Twenty-year-old twin brothers Thomas Edward Hunter and Alexander John Hunter, both from the United Kingdom, have been running a sophisticated fraud scheme by relying on a so-called “stick picking robot” that allegedly knew how to identify penny stocks that would suddenly grow in value.
The US Securities and Exchange Commission (SEC) filed a complaint against the two, accusing them of running the elaborate plot ever since they were 16 of age.
During this time, it’s believed that they defrauded around 75,000 investors, mostly from the United States, from which they gained around $1.2 million (912,000 EUR), representing annual subscriptions.
Most of the victims paid a $47 (35 EUR) annual fee, but some also got fooled into purchasing the home version of the robot called “Marl,” a combination of the names of two fictitious investors, Michael Cohen and Carl Williamson.

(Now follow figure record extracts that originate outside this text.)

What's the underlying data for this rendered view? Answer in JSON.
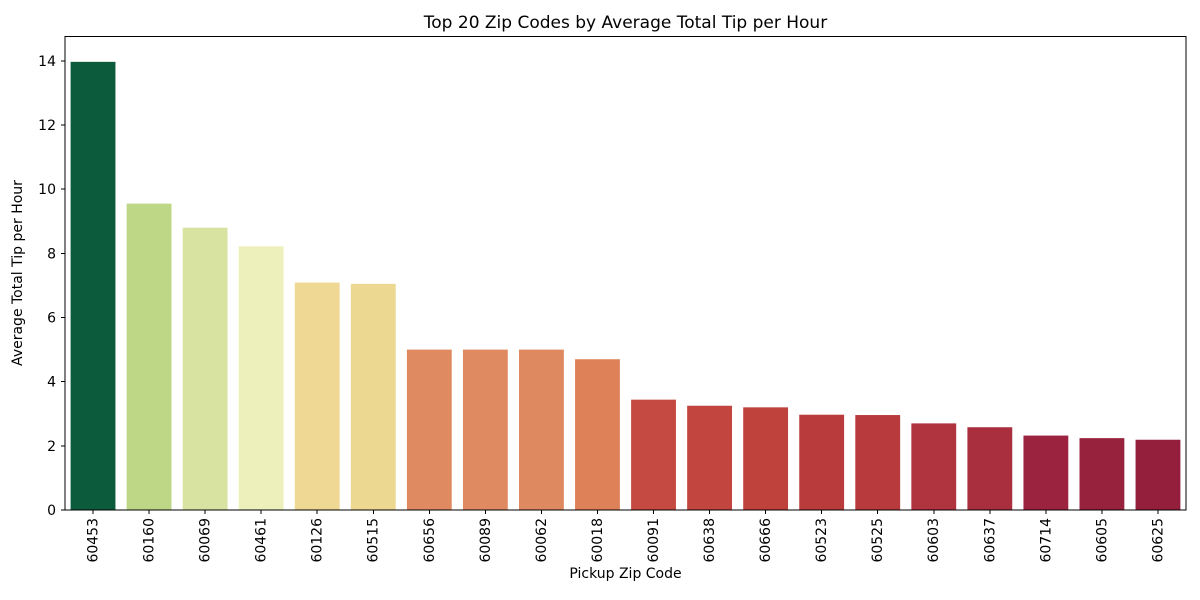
{
  "chart_data": {
    "type": "bar",
    "title": "Top 20 Zip Codes by Average Total Tip per Hour",
    "xlabel": "Pickup Zip Code",
    "ylabel": "Average Total Tip per Hour",
    "categories": [
      "60453",
      "60160",
      "60069",
      "60461",
      "60126",
      "60515",
      "60656",
      "60089",
      "60062",
      "60018",
      "60091",
      "60638",
      "60666",
      "60523",
      "60525",
      "60603",
      "60637",
      "60714",
      "60605",
      "60625"
    ],
    "values": [
      13.97,
      9.55,
      8.8,
      8.22,
      7.09,
      7.05,
      5.0,
      5.0,
      5.0,
      4.7,
      3.44,
      3.25,
      3.2,
      2.97,
      2.96,
      2.7,
      2.58,
      2.32,
      2.24,
      2.19
    ],
    "bar_colors": [
      "#0d5b3d",
      "#bdd787",
      "#d9e3a1",
      "#edf0bb",
      "#eed893",
      "#ecd891",
      "#e08a62",
      "#e08a62",
      "#df8961",
      "#de8159",
      "#c54a41",
      "#c2463f",
      "#c0423d",
      "#ba3b3b",
      "#b93a3c",
      "#b03340",
      "#a92e3e",
      "#9c2340",
      "#97223e",
      "#941f3c"
    ],
    "ylim": [
      0,
      14.76
    ],
    "yticks": [
      0,
      2,
      4,
      6,
      8,
      10,
      12,
      14
    ],
    "x_tick_rotation": 90,
    "grid": false,
    "legend_position": "none",
    "axis_color": "#000000",
    "background_color": "#ffffff"
  }
}
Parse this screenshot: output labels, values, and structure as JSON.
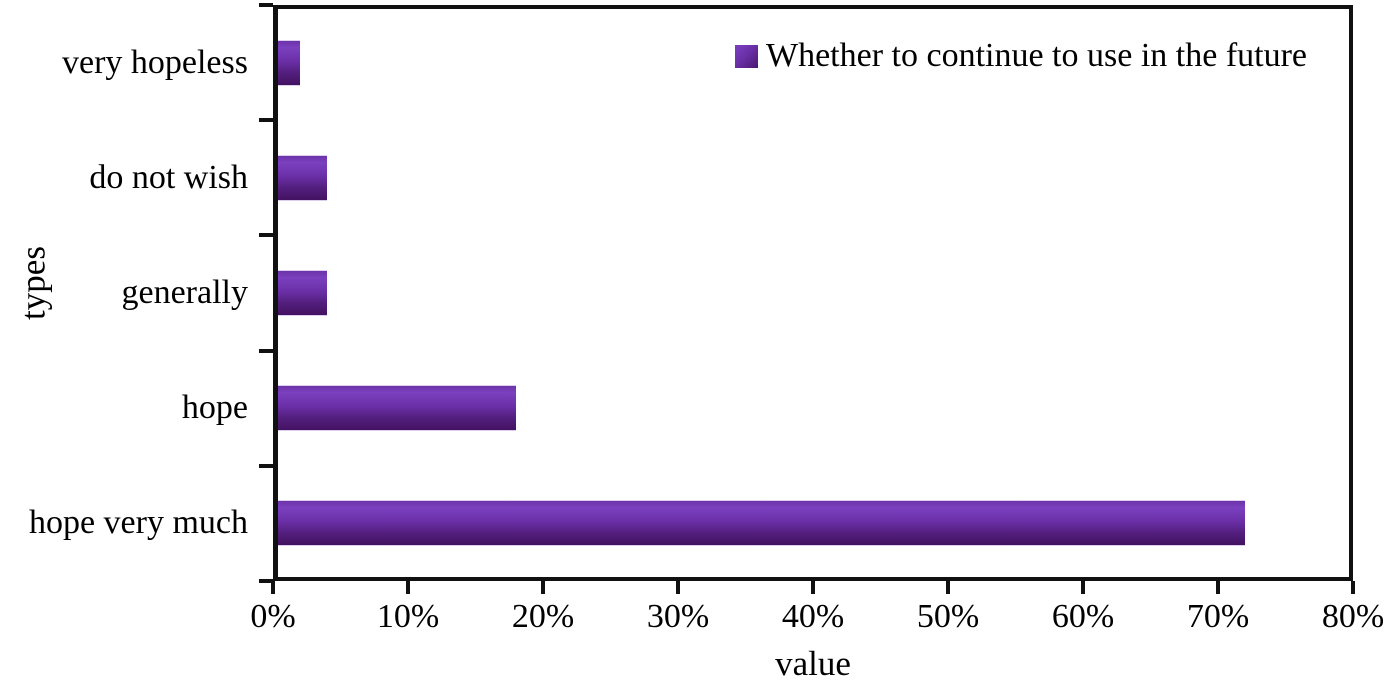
{
  "chart_data": {
    "type": "bar",
    "orientation": "horizontal",
    "series_name": "Whether to continue to use in the future",
    "categories": [
      "very hopeless",
      "do not wish",
      "generally",
      "hope",
      "hope very much"
    ],
    "values": [
      2,
      4,
      4,
      18,
      72
    ],
    "unit": "%",
    "xlabel": "value",
    "ylabel": "types",
    "xlim": [
      0,
      80
    ],
    "xtick_labels": [
      "0%",
      "10%",
      "20%",
      "30%",
      "40%",
      "50%",
      "60%",
      "70%",
      "80%"
    ],
    "grid": false,
    "legend_position": "top-right-inside",
    "bar_color": "#6b30a8",
    "axis_color": "#111111",
    "text_color": "#000000",
    "background_color": "#ffffff"
  }
}
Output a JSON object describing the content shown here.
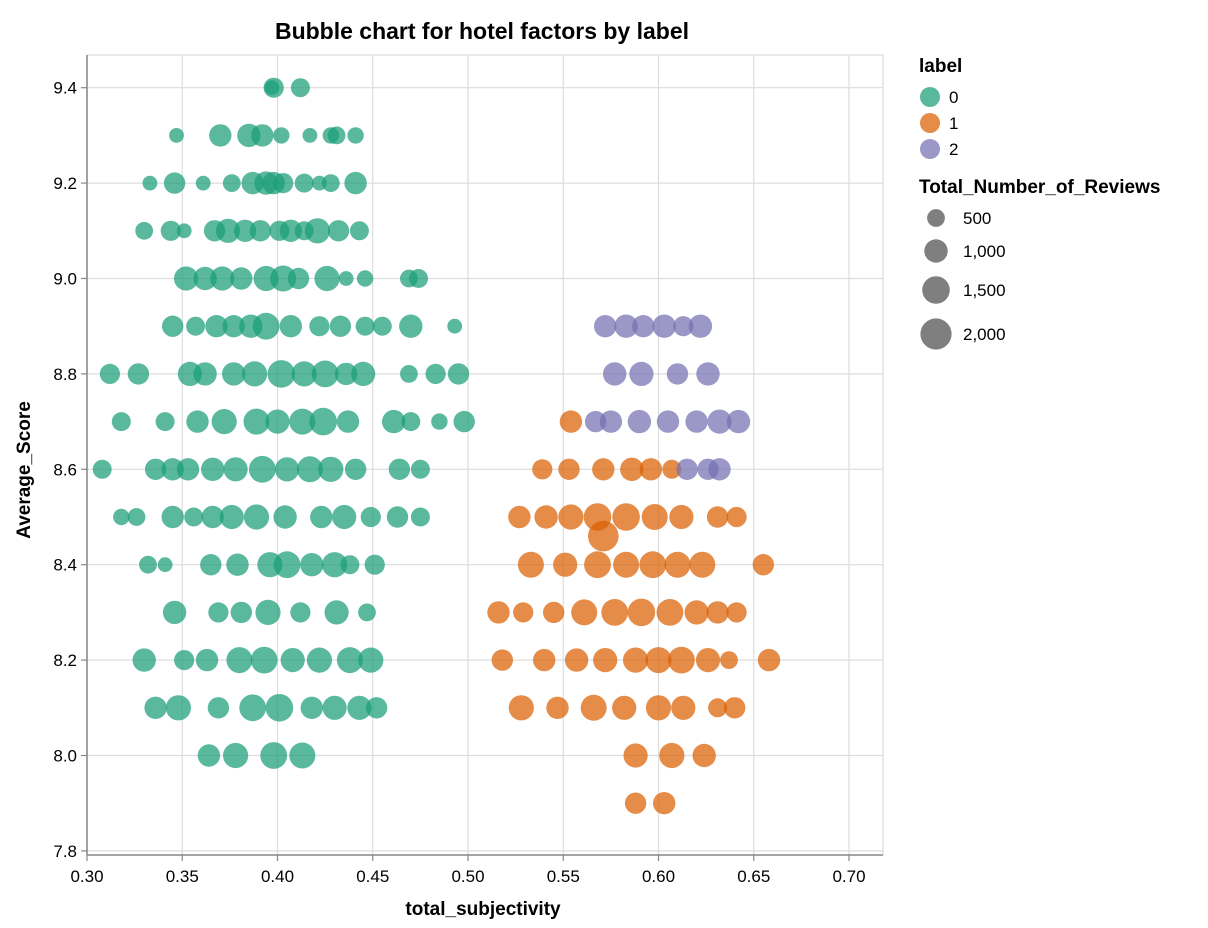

On the sites they used to advertise the miracle robot, doublingstocks.com and daytradingrobot.com, the defendants claimed that Marl was a highly complex piece of software that made predictions based on statistically driven analysis.
To make everything even more legitimate-looking, the suspects claimed that one of the investors, Cohen, was the one that developed the Global Alpha computer stock trading model for Goldman Sachs.
“The defendants' claims about the Marl newsletter and software were untrue. In truth, the newsletters and software sold by the defendants neither contained nor performed any real analysis of securities or their trading patterns. The stocks ‘recommended’ by the newsletters and software were simply those that promoters had paid the defendants to tout,” the complaint reads.
A simple search via Google shows that a lot of people were questioning the service’s legitimacy, but there were also a lot of individuals who got scammed.
Remember! If it sounds too good to be true, it probably is.